Cette recension a été publiée dans le numéro d’été 2025 de Politique étrangère (n° 2/2025). Lena Gutheil propose une analyse de l’ouvrage de Kevin P. Donovan, Money, Value, and the State: Sovereignty and Citizenship in East Africa (Cambridge University Press, 2024, 386 pages).

En examinant la décolonisation en Afrique de l’Est du point de vue de l’autodétermination économique, Kevin P. Donovan éclaire le début de la période d’indépendance au Kenya, en Tanzanie et en Ouganda. Anthropologue, il fournit une riche ethnographie historique de l’ordre social produit par l’économie politique postcoloniale, déplaçant notre regard vers les luttes entre banquiers, bureaucrates, agriculteurs et contrebandiers.
Avant les indépendances, l’Afrique de l’Est partageait une monnaie commune – le shilling est-africain – avec une libre conversion avec la livre sterling, ce qui facilitait les exportations vers le Royaume-Uni. Après les indépendances, les nouveaux États ont créé des monnaies nationales contrôlées par leurs banques centrales. Cette étape importante vers l’autodétermination économique a été contrecarrée par le fait que la valeur de la monnaie nationale dépendait de l’accumulation de réserves en dollars et en livres sterling. Ces États sont donc devenus des money changer states, comme les appelle Donovan, monopolisant les monnaies et contrôlant les taux de change.

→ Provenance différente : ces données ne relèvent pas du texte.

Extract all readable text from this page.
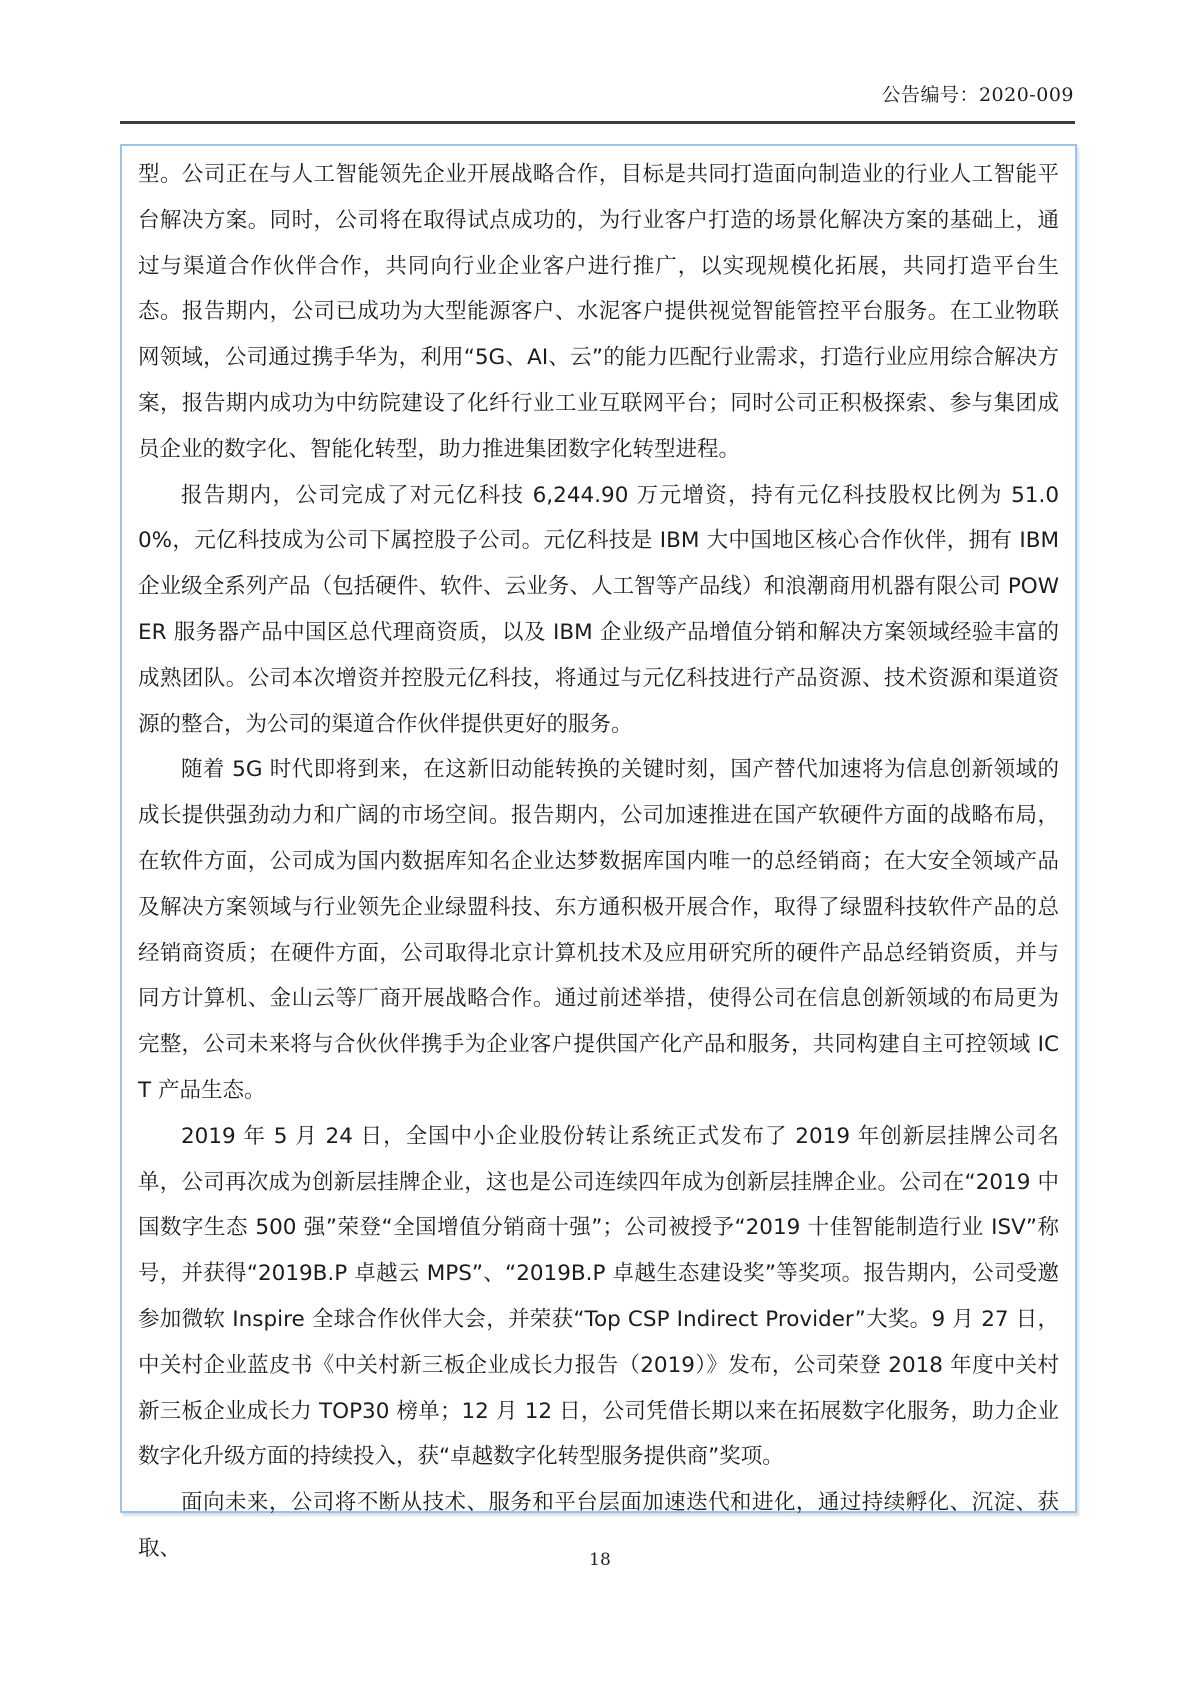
公告编号：2020-009

型。公司正在与人工智能领先企业开展战略合作，目标是共同打造面向制造业的行业人工智能平台解决方案。同时，公司将在取得试点成功的，为行业客户打造的场景化解决方案的基础上，通过与渠道合作伙伴合作，共同向行业企业客户进行推广，以实现规模化拓展，共同打造平台生态。报告期内，公司已成功为大型能源客户、水泥客户提供视觉智能管控平台服务。在工业物联网领域，公司通过携手华为，利用“5G、AI、云”的能力匹配行业需求，打造行业应用综合解决方案，报告期内成功为中纺院建设了化纤行业工业互联网平台；同时公司正积极探索、参与集团成员企业的数字化、智能化转型，助力推进集团数字化转型进程。

报告期内，公司完成了对元亿科技 6,244.90 万元增资，持有元亿科技股权比例为 51.00%，元亿科技成为公司下属控股子公司。元亿科技是 IBM 大中国地区核心合作伙伴，拥有 IBM 企业级全系列产品（包括硬件、软件、云业务、人工智等产品线）和浪潮商用机器有限公司 POWER 服务器产品中国区总代理商资质，以及 IBM 企业级产品增值分销和解决方案领域经验丰富的成熟团队。公司本次增资并控股元亿科技，将通过与元亿科技进行产品资源、技术资源和渠道资源的整合，为公司的渠道合作伙伴提供更好的服务。

随着 5G 时代即将到来，在这新旧动能转换的关键时刻，国产替代加速将为信息创新领域的成长提供强劲动力和广阔的市场空间。报告期内，公司加速推进在国产软硬件方面的战略布局，在软件方面，公司成为国内数据库知名企业达梦数据库国内唯一的总经销商；在大安全领域产品及解决方案领域与行业领先企业绿盟科技、东方通积极开展合作，取得了绿盟科技软件产品的总经销商资质；在硬件方面，公司取得北京计算机技术及应用研究所的硬件产品总经销资质，并与同方计算机、金山云等厂商开展战略合作。通过前述举措，使得公司在信息创新领域的布局更为完整，公司未来将与合伙伙伴携手为企业客户提供国产化产品和服务，共同构建自主可控领域 ICT 产品生态。

2019 年 5 月 24 日，全国中小企业股份转让系统正式发布了 2019 年创新层挂牌公司名单，公司再次成为创新层挂牌企业，这也是公司连续四年成为创新层挂牌企业。公司在“2019 中国数字生态 500 强”荣登“全国增值分销商十强”；公司被授予“2019 十佳智能制造行业 ISV”称号，并获得“2019B.P 卓越云 MPS”、“2019B.P 卓越生态建设奖”等奖项。报告期内，公司受邀参加微软 Inspire 全球合作伙伴大会，并荣获“Top CSP Indirect Provider”大奖。9 月 27 日，中关村企业蓝皮书《中关村新三板企业成长力报告（2019）》发布，公司荣登 2018 年度中关村新三板企业成长力 TOP30 榜单；12 月 12 日，公司凭借长期以来在拓展数字化服务，助力企业数字化升级方面的持续投入，获“卓越数字化转型服务提供商”奖项。

面向未来，公司将不断从技术、服务和平台层面加速迭代和进化，通过持续孵化、沉淀、获取、	18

Au cœur de l’analyse : la question de l’utilisation de l’argent comme instrument de gouvernance par l’État, et des types de citoyens produits par ces instruments. Pour renforcer leurs demandes en devises étrangères, les citoyens ont fait appel au patriotisme, comme ce chef de comté ougandais qui explique dans sa demande de shillings kenyans que les pièces de rechange kenyanes pour véhicules dont il a besoin « serviront à mes compatriotes, ce qui me permettra de me déplacer et d’expliquer plus efficacement les politiques du gouvernement ». L’aspiration à la souveraineté économique postcoloniale était en même temps un projet culturel qui exigeait, dans une certaine mesure, des citoyens dociles.
Donovan montre que ce projet culturel n’a pas complètement abouti : il s’agissait plutôt d’une lutte permanente. Confrontés à des difficultés économiques croissantes dans la seconde moitié des années 1970, les agriculteurs ont refusé de vendre leurs récoltes à des organisations coopératives pour l’exportation, privilégiant la subsistance. Les citoyens ont également subverti le régime monétaire en se livrant à la contrebande, en particulier dans les régions frontalières.
Des extraits de lettres et de nombreux récits donnent vie à des faits historiques abstraits et témoignent d’un exceptionnel travail d’archive. Le foisonnement de détails et une structure conceptuelle manquant parfois de clarté rendent pourtant parfois la lecture difficile. Les riches contributions théoriques, par exemple sur la citoyenneté économique, gagneraient à être mises en avant dans les chapitres empiriques.
La principale richesse de l’analyse est qu’elle illustre la nature mutuellement constitutive de l’ordre social produit par les trois régimes monétaires postcoloniaux. Alors que ceux qui avaient accès aux devises étrangères étaient au sommet de la hiérarchie, d’autres (femmes et enfants notamment) comblaient les lacunes économiques par des travaux agricoles et domestiques non rémunérés. La citoyenneté était également fortement racialisée : la lutte pour l’autodétermination économique a culminé avec l’expulsion des Asiatiques d’Ouganda par Idi Amin en 1972. Donovan montre bien comme l’économie politique postcoloniale a produit des divisions et des inégalités, autant qu’elle a produit la nation.